PMs should encourage teams across the business to incorporate product data into their decision-making processes at every stage of the customer journey and product life cycle. From ideation and prioritization to testing and iteration, PMs should champion the power of quantitative product analytics, qualitative user feedback, and visual evidence in the form of session replays

Not only do all of these inputs serve as the “map” product teams should use to guide their own product development, they also serve as valuable insights to influence and inform other teams. For example, product data through a platform like Pendo can help teams like marketing, customer success, and enablement to better understand what’s working with their current programs and where adjustments need to be made to drive the desired results.

 

3. Promote a culture of experimentation and iteration

With their proximity to the product, data, and development teams, PMs are also in the perfect position to encourage a culture of experimentation and learning within their organizations. With a strong foundation of product data, PMs can work with teams throughout the business to pull on different levers (e.g. adding a tooltip to improve adoption, testing different in-app messaging to drive conversions, or playing with feature placement to see what yields the best engagement) to determine what actions most positively impact business performance. 

With a platform like Pendo, PMs can easily conduct experiments (e.g. guide experiments) and get customer feedback to validate decisions before going all-in on holistic product changes. Not only does this encourage a spirit of experimentation, but also serves as a safety net to ensure that any final decisions that are made have been fully vetted and supported by the data.

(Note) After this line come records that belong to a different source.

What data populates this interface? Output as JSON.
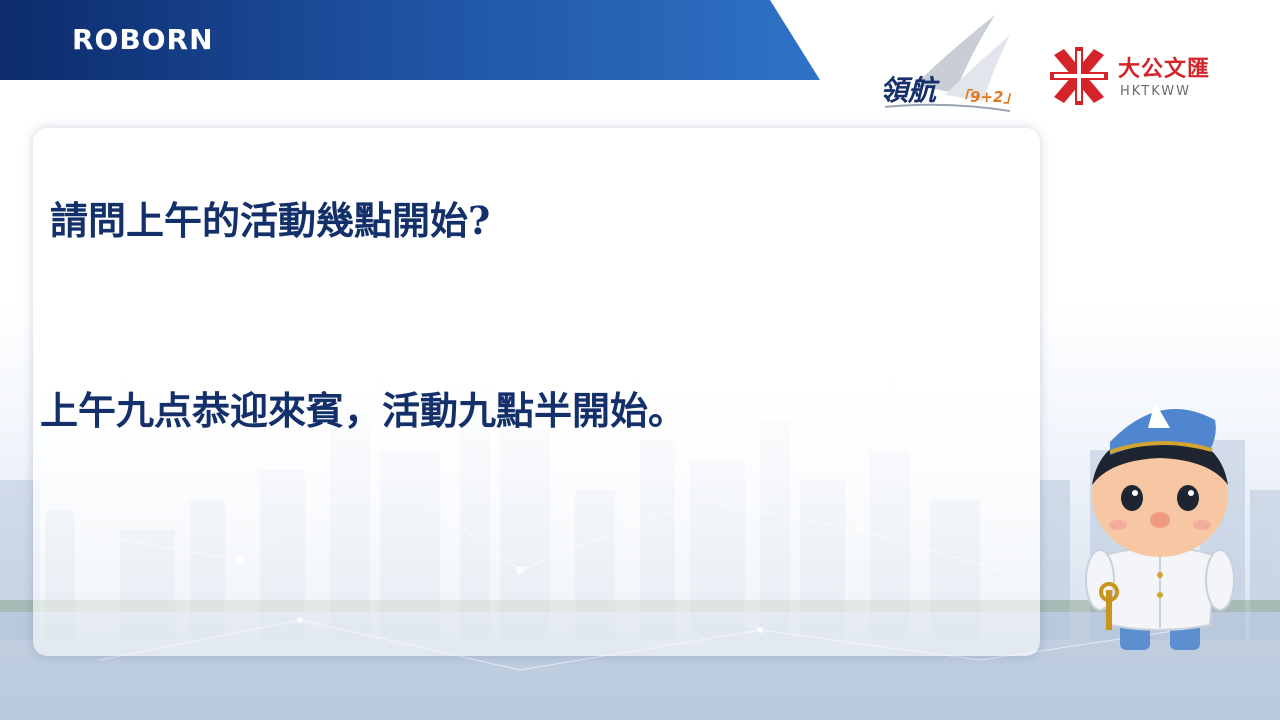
{
  "header": {
    "brand_logo": "ROBORN"
  },
  "logos": {
    "linghang": {
      "main": "領航",
      "sub": "「9+2」"
    },
    "tkww": {
      "chinese": "大公文匯",
      "english": "HKTKWW",
      "icon": "tkww-emblem-icon"
    }
  },
  "slide": {
    "question": "請問上午的活動幾點開始?",
    "answer": "上午九点恭迎來賓，活動九點半開始。"
  },
  "colors": {
    "banner": "#1d4f9e",
    "text": "#14306b",
    "tkww_red": "#d4242a",
    "linghang_orange": "#e07a1a"
  },
  "decor": {
    "mascot": "sailor-mascot-icon",
    "background": "city-skyline"
  }
}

With a tool like Pendo Discover, product teams can build a repeatable, scalable engine of product discovery that allows them to test their ideas early and often, validate the direction of the features they’re building (with the people who will actually be using them), and easily communicate their plans back to relevant stakeholder groups. And because it’s part of the Pendo platform, other teams throughout the business will be able to see and learn from these actions, too—and apply those findings in their own work.